In OGSi, the primary type of entity you're dealing with is a "Bundle" or "Plug-in" (the two terms are effectively the same for our needs). However, there's a sort of specialized type that you may run into called a "Fragment". They're similar to a plug-in in that they're a contained unit of Java code and resources, but they have the special property that they're attached to another plug-in and automatically come along for the ride when the main plug-in is used. This is useful in a couple situations, such as code organization, serving platform-specialized native libraries, after-the-fact additions, or providing library dependencies.

In the basic case, the only requirement is to specify in the fragment what the "parent" plug-in is (Eclipse provides a field for this in its editor) and then including the fragment in the installable feature alongside the plug-in. However, there are a few situations where a bit more work is required if you want to access the classes in the fragment: when used as part of a Tycho build and when used as an XSP Library in Designer (which may also apply to Eclipse dependency use generally).

Tycho

When doing a full Tycho build, even if both the plug-in and its fragment(s) are part of the current build, another project won't automatically include the fragment when doing the compilation. This can lead to a situation where the projects will compile cleanly in Eclipse (which handles the fragment attachment) but fail in Tycho. The trick, though small, is non-obvious: you have to tell the project that is using the fragment code about the fragment in its build.properties.
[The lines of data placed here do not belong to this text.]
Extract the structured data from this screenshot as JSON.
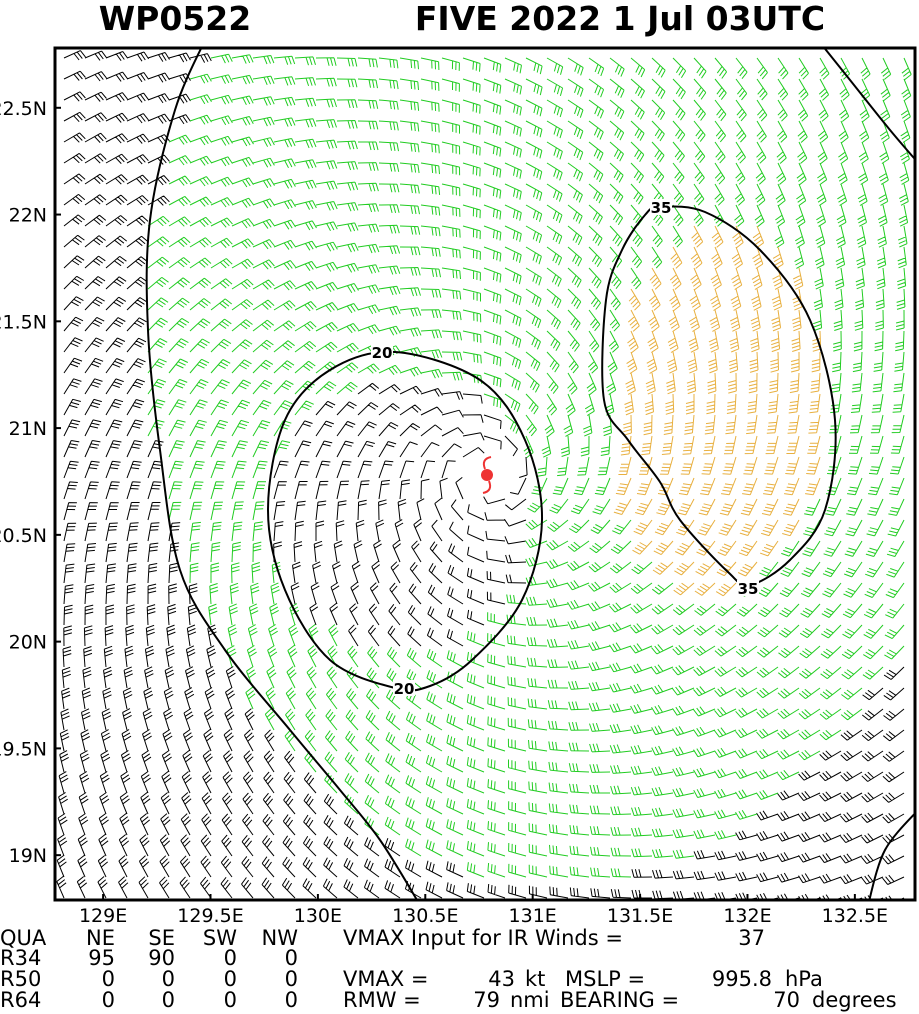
{
  "chart_data": {
    "type": "barbs",
    "title_left": "WP0522",
    "title_right": "FIVE 2022  1 Jul 03UTC",
    "xlim": [
      128.776,
      132.78
    ],
    "ylim": [
      18.79,
      22.78
    ],
    "xticks": [
      {
        "value": 129,
        "label": "129E"
      },
      {
        "value": 129.5,
        "label": "129.5E"
      },
      {
        "value": 130,
        "label": "130E"
      },
      {
        "value": 130.5,
        "label": "130.5E"
      },
      {
        "value": 131,
        "label": "131E"
      },
      {
        "value": 131.5,
        "label": "131.5E"
      },
      {
        "value": 132,
        "label": "132E"
      },
      {
        "value": 132.5,
        "label": "132.5E"
      }
    ],
    "yticks": [
      {
        "value": 19,
        "label": "19N"
      },
      {
        "value": 19.5,
        "label": "19.5N"
      },
      {
        "value": 20,
        "label": "20N"
      },
      {
        "value": 20.5,
        "label": "20.5N"
      },
      {
        "value": 21,
        "label": "21N"
      },
      {
        "value": 21.5,
        "label": "21.5N"
      },
      {
        "value": 22,
        "label": "22N"
      },
      {
        "value": 22.5,
        "label": "22.5N"
      }
    ],
    "contour_levels": [
      20,
      35
    ],
    "colors": {
      "low": "#000000",
      "mid": "#22cc22",
      "high": "#e8b040",
      "center": "#ee3333"
    },
    "info": {
      "header": [
        "QUA",
        "NE",
        "SE",
        "SW",
        "NW"
      ],
      "rows": [
        [
          "R34",
          95,
          90,
          0,
          0
        ],
        [
          "R50",
          0,
          0,
          0,
          0
        ],
        [
          "R64",
          0,
          0,
          0,
          0
        ]
      ],
      "vmax_input_label": "VMAX Input for IR Winds =",
      "vmax_input": 37,
      "vmax_label": "VMAX =",
      "vmax": 43,
      "vmax_unit": "kt",
      "mslp_label": "MSLP =",
      "mslp": 995.8,
      "mslp_unit": "hPa",
      "rmw_label": "RMW =",
      "rmw": 79,
      "rmw_unit": "nmi",
      "bearing_label": "BEARING =",
      "bearing": 70,
      "bearing_unit": "degrees"
    }
  }
}
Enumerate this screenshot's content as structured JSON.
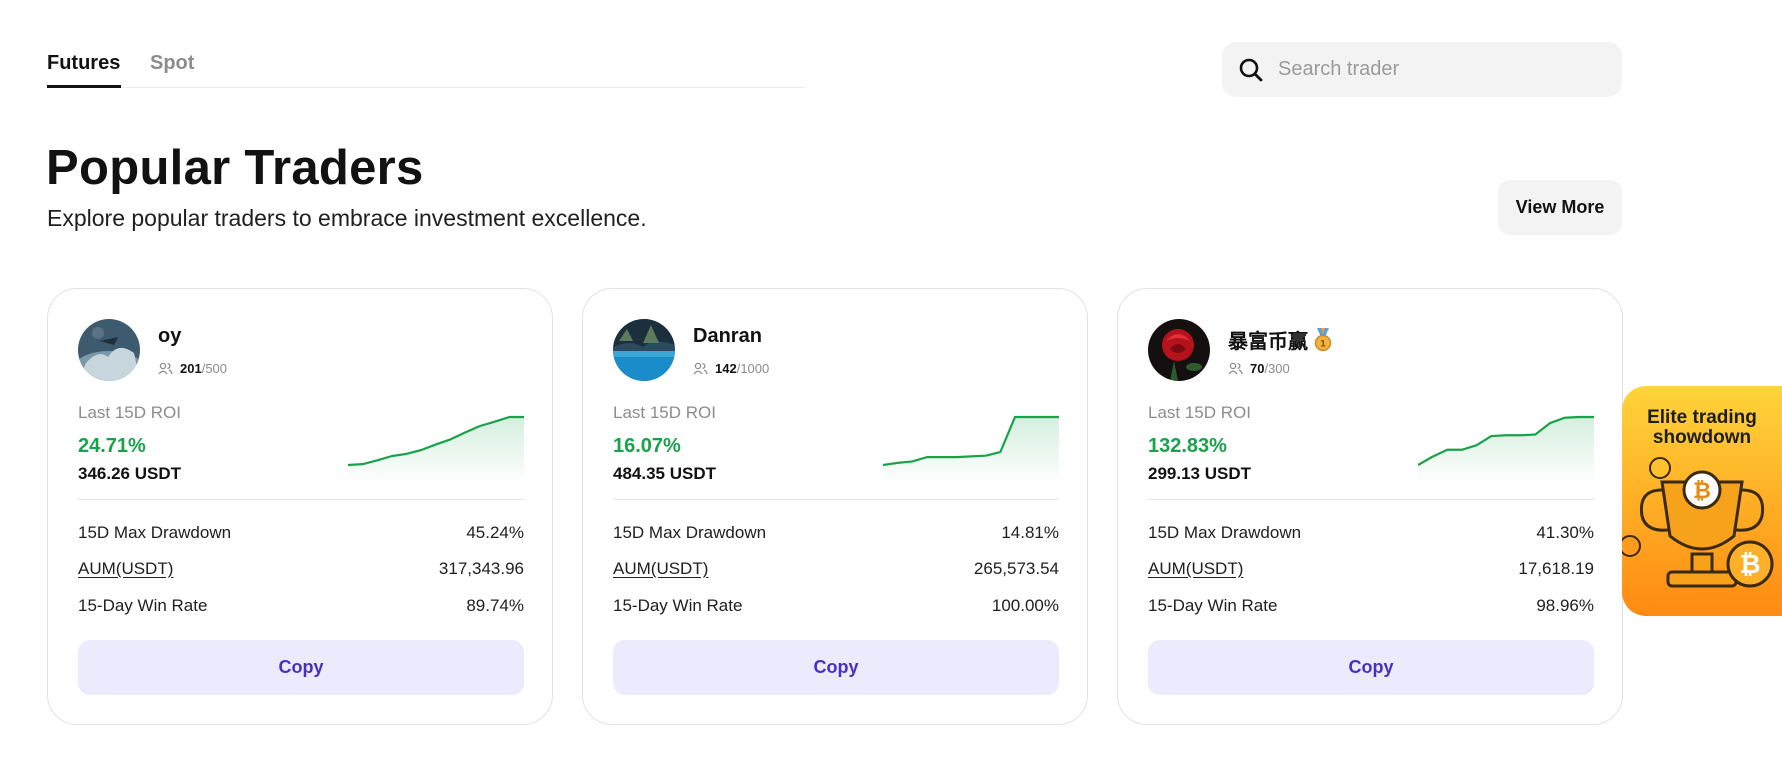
{
  "tabs": [
    {
      "label": "Futures",
      "active": true
    },
    {
      "label": "Spot",
      "active": false
    }
  ],
  "search": {
    "placeholder": "Search trader",
    "icon": "search-icon"
  },
  "header": {
    "title": "Popular Traders",
    "subtitle": "Explore popular traders to embrace investment excellence.",
    "view_more_label": "View More"
  },
  "colors": {
    "roi_green": "#18a34a",
    "copy_bg": "#eceafd",
    "copy_text": "#4a2fc0"
  },
  "traders": [
    {
      "name": "oy",
      "followers": "201",
      "followers_max": "/500",
      "roi_label": "Last 15D ROI",
      "roi": "24.71%",
      "pnl": "346.26 USDT",
      "trend": [
        0.3,
        0.5,
        1.4,
        2.4,
        2.9,
        3.8,
        5.1,
        6.3,
        7.9,
        9.4,
        10.4,
        11.5,
        11.5
      ],
      "stats": [
        {
          "label": "15D Max Drawdown",
          "value": "45.24%"
        },
        {
          "label": "AUM(USDT)",
          "value": "317,343.96"
        },
        {
          "label": "15-Day Win Rate",
          "value": "89.74%"
        }
      ],
      "copy_label": "Copy"
    },
    {
      "name": "Danran",
      "followers": "142",
      "followers_max": "/1000",
      "roi_label": "Last 15D ROI",
      "roi": "16.07%",
      "pnl": "484.35 USDT",
      "trend": [
        0.1,
        0.4,
        0.6,
        1.2,
        1.2,
        1.2,
        1.3,
        1.4,
        1.9,
        6.8,
        6.8,
        6.8,
        6.8
      ],
      "stats": [
        {
          "label": "15D Max Drawdown",
          "value": "14.81%"
        },
        {
          "label": "AUM(USDT)",
          "value": "265,573.54"
        },
        {
          "label": "15-Day Win Rate",
          "value": "100.00%"
        }
      ],
      "copy_label": "Copy"
    },
    {
      "name": "暴富币赢",
      "badge": "medal-icon",
      "followers": "70",
      "followers_max": "/300",
      "roi_label": "Last 15D ROI",
      "roi": "132.83%",
      "pnl": "299.13 USDT",
      "trend": [
        0.2,
        1.3,
        2.2,
        2.2,
        2.8,
        4.0,
        4.1,
        4.1,
        4.2,
        5.7,
        6.4,
        6.5,
        6.5
      ],
      "stats": [
        {
          "label": "15D Max Drawdown",
          "value": "41.30%"
        },
        {
          "label": "AUM(USDT)",
          "value": "17,618.19"
        },
        {
          "label": "15-Day Win Rate",
          "value": "98.96%"
        }
      ],
      "copy_label": "Copy"
    }
  ],
  "promo": {
    "text": "Elite trading showdown"
  }
}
So say you have three projects: the main plug-in (some.main.plugin), a fragment attached to it (some.main.plugin.fragment), and the project consuming them (some.dependent.plugin). The normal first step is to include the main plug-in in the dependent plug-in's MANIFEST.MF as usual:

Require-Bundle: some.main.plugin

In Eclipse, this will suffice: both the main plug-in and its fragment will show up in the "Plug-in Dependencies" library. For Tycho, though, you have to tip it off using a line like this in build.properties:

extra.. = platform:/fragment/some.main.plugin.fragment

Think of this as saying "hey, dummy, don't forget about the fragment". Once you have that line, the Tycho-enabled Maven build should be able to resolve the fragment's classes and all will be well.

Designer

When using the plug-in and its fragment in an XSP Library in Designer, there's a similar-seeming problem: though Designer will include any direct dependencies of your Library plug-in in the class path, it won't pick up on any fragments by default (though it seems that Domino does). The trick here is that the primary plug-in has to tell Designer that it accepts fragments, which is done by setting Eclipse-ExtensibleAPI in the MANIFEST.MF file for some.main.plugin, like so:

Eclipse-ExtensibleAPI: true

Once that's in place, the fragment should start showing up in your NSF's classpath when the library is enabled.